Выстукивали водителя, кололи, осматривали, завели целое дело, куда записали рост, вес, пульс, давление, число зубов, плохих и хороших, с пломбами и без, записали, как он слышит и как видит, просили открыть рот, вдохнуть, присесть, вытянуть руки и кончики пальцев…
Они осматривали его снаружи, просвечивали рентгеном внутренности, забирали кровь из пальца и из вены. Наутро велели принести баночки с калом и мочой. Его спросили, женат ли он, ведет ли регулярно половую жизнь и нет ли затруднений.
Он пытался помочь врачам изо всех сил, отвечал на все вопросы, иногда даже с излишними подробностями. У окулиста вдруг вспомнил, что когда-то жена увидела его спящим с открытыми глазами.
– Она сказала, что я был как мертвец. Но проснулся от ее крика. Я и понятия не имел, что могу спать с открытыми глазами. Я вообще не понимаю, как это может быть.
Врач закапал капли, зрачки расширились, он заглянул сквозь них в глазное дно.

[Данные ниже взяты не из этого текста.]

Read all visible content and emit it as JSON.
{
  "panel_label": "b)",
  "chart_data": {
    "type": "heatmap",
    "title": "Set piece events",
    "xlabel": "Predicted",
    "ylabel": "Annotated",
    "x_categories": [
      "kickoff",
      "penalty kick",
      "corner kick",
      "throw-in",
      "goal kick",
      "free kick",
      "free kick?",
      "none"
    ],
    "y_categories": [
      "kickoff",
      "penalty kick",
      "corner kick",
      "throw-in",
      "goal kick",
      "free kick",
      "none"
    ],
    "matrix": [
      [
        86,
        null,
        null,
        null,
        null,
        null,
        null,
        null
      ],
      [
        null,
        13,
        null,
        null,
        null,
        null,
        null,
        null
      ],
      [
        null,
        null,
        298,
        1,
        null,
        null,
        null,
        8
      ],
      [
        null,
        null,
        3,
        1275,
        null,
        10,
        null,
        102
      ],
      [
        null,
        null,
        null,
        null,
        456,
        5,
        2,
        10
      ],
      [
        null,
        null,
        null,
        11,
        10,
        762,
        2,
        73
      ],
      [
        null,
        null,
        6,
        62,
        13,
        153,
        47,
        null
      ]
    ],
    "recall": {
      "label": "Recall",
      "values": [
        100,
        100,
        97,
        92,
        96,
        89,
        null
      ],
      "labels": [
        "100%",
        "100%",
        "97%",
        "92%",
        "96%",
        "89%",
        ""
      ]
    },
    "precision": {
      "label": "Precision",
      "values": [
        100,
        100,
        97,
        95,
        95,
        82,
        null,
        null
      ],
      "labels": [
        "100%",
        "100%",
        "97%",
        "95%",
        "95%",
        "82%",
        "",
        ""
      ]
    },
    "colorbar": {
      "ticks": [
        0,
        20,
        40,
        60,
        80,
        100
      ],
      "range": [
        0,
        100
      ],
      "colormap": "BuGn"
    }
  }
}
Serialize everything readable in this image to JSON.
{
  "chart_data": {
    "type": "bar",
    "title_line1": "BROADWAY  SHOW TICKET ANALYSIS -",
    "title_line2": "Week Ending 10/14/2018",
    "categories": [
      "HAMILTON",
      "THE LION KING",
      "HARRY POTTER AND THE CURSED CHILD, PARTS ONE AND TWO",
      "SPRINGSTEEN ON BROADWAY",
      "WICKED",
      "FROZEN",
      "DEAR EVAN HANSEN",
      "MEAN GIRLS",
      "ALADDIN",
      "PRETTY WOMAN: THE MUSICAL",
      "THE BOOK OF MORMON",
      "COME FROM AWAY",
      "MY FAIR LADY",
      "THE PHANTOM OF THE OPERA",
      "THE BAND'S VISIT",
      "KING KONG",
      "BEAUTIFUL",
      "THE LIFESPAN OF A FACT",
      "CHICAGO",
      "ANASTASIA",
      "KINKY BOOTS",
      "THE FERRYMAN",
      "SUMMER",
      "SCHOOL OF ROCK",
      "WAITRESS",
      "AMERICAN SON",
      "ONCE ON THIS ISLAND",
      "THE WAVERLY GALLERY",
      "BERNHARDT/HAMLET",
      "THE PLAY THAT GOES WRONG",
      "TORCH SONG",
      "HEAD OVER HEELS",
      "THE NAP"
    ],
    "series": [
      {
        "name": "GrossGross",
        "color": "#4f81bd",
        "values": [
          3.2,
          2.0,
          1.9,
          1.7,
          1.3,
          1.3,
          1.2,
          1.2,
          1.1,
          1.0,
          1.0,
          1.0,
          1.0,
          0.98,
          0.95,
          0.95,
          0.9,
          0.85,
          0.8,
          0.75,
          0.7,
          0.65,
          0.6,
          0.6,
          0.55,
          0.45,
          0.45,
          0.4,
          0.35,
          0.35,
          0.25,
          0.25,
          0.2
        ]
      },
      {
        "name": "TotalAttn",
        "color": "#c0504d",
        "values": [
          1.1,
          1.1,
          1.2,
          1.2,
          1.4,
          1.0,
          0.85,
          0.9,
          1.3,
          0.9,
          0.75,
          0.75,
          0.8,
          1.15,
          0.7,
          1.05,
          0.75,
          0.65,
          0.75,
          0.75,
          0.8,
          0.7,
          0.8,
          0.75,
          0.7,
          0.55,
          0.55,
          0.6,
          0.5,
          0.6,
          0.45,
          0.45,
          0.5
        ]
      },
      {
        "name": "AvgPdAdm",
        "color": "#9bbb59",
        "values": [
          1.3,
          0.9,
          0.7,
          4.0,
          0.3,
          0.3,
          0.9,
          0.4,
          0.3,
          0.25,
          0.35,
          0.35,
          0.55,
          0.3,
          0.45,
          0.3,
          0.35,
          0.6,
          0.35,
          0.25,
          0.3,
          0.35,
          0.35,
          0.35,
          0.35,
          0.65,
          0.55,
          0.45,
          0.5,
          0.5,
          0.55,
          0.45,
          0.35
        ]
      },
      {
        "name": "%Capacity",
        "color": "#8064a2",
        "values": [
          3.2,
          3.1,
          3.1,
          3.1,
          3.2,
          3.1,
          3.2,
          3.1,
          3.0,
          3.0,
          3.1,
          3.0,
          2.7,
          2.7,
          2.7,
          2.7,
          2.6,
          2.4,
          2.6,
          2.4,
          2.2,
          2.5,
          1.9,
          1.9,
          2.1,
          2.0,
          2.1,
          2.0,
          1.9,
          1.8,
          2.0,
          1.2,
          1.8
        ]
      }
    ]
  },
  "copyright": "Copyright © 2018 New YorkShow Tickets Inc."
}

– Все дело в психике, я думаю.
Ничего врачи не знают, ничего. И ладно, бездарные, рвачи и невежи, – с этими все ясно, этих бы повесить на старинных тополях, ворон пугать… Он вдруг ясно представил ранний вечер, фигуры повешенных в розовеющем небе, неумолчный вороний крик, невозмутимых старух внизу, на лавочке, жующих сплетни беззубыми ртами. И головой тряхнул, отогнать наваждение.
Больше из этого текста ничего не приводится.